Investing in a second property can be a great way to build wealth and create a passive income stream. However, getting a mortgage for a second property in Ontario can be a complex process. By understanding the eligibility criteria, types of mortgages, and application process, you can increase your chances of getting approved for a second property mortgage.

FAQs

  1. Can I use my home equity to purchase a second property in Ontario?

Yes, you can use your home equity to purchase a second property in Ontario. This is known as a home equity line of credit (HELOC) or a home equity loan. These options allow you to use the equity you have built up in your primary residence as collateral for a loan to buy a second property.

  1. What is the difference between a conventional mortgage and a high-ratio mortgage?

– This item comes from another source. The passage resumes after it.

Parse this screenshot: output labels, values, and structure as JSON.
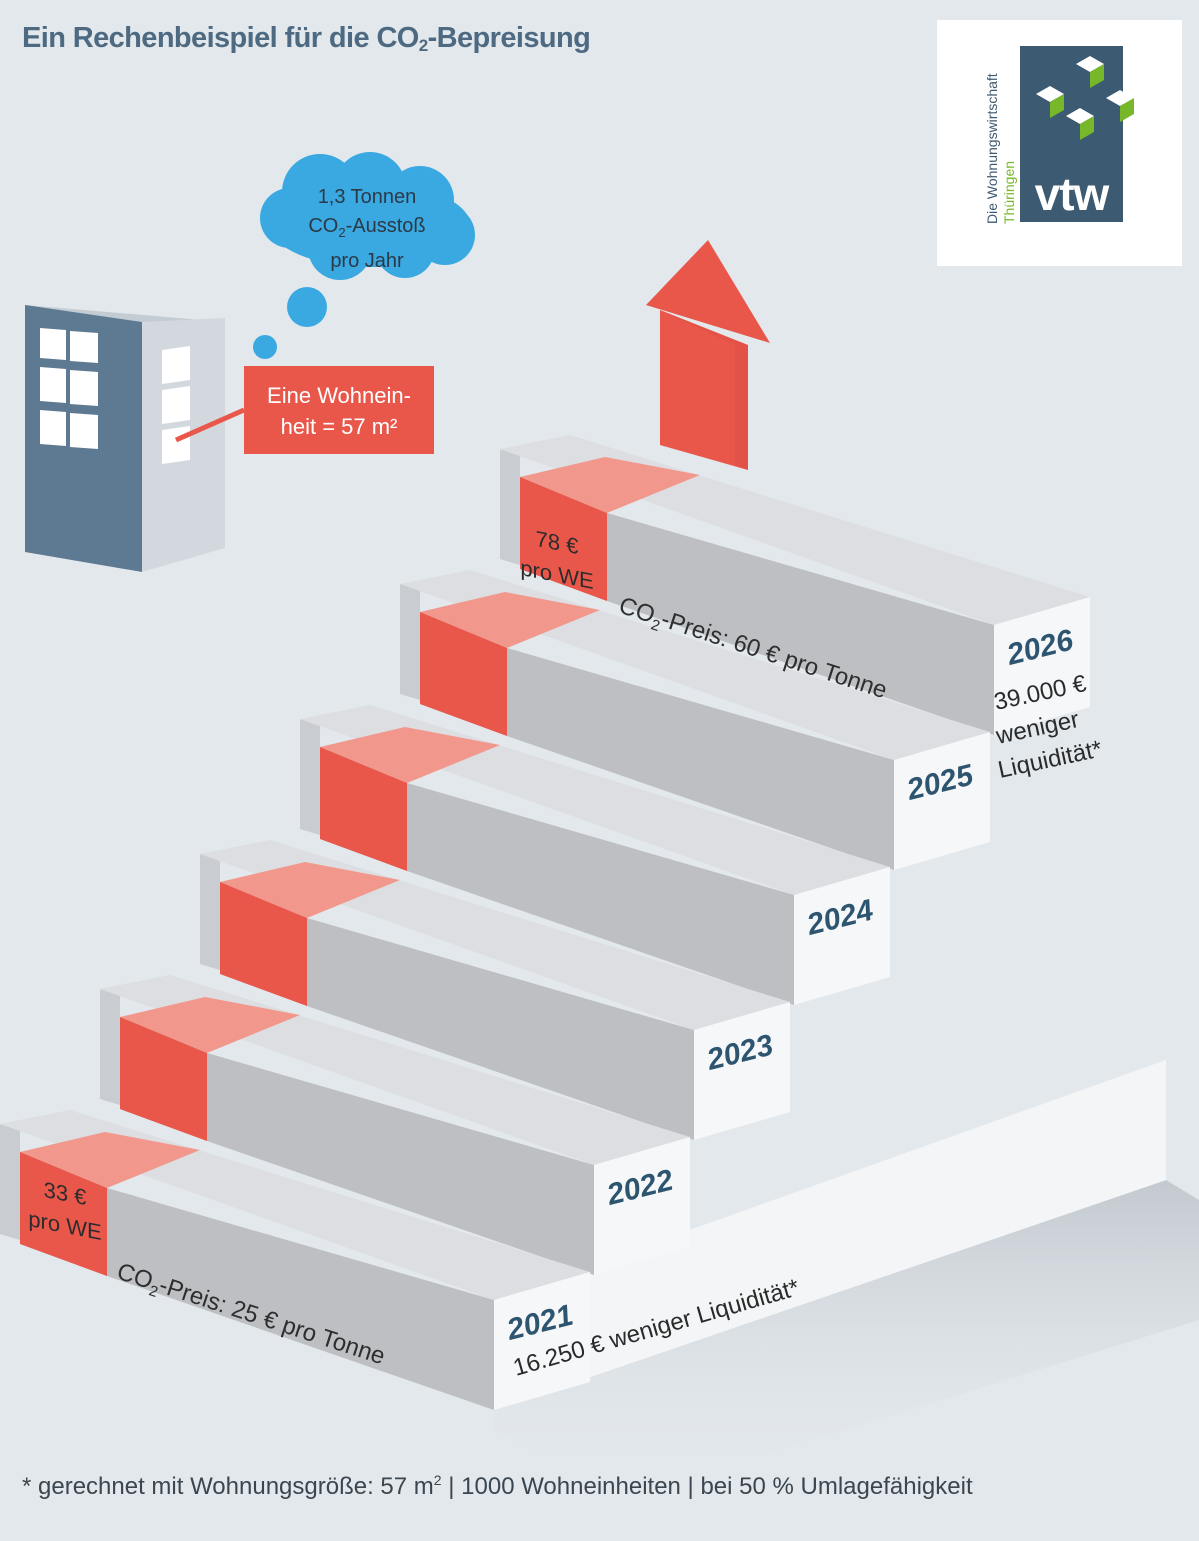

A conventional mortgage requires a down payment of at least 20% of the purchase price of the property, while a high-ratio mortgage requires a down payment of less than 20%. High-ratio mortgages are insured by the Canada Mortgage and Housing Corporation (CMHC) or other mortgage insurers, while conventional mortgages are not.

  1. How much do I need to put down for a second property mortgage?

You will need to provide a down payment of at least 20% of the purchase price of the property for a conventional mortgage, and a down payment of less than 20% for a high-ratio mortgage.

  1. What is the minimum credit score required for a second property mortgage in Ontario?

You will need a credit score of at least 680 to qualify for a second property mortgage in Ontario.

  1. Can I rent out my second property?

Yes, you can rent out your second property. However, you will need to ensure that you have the necessary permits and insurance to do so. You may also need to pay taxes on any rental income you receive.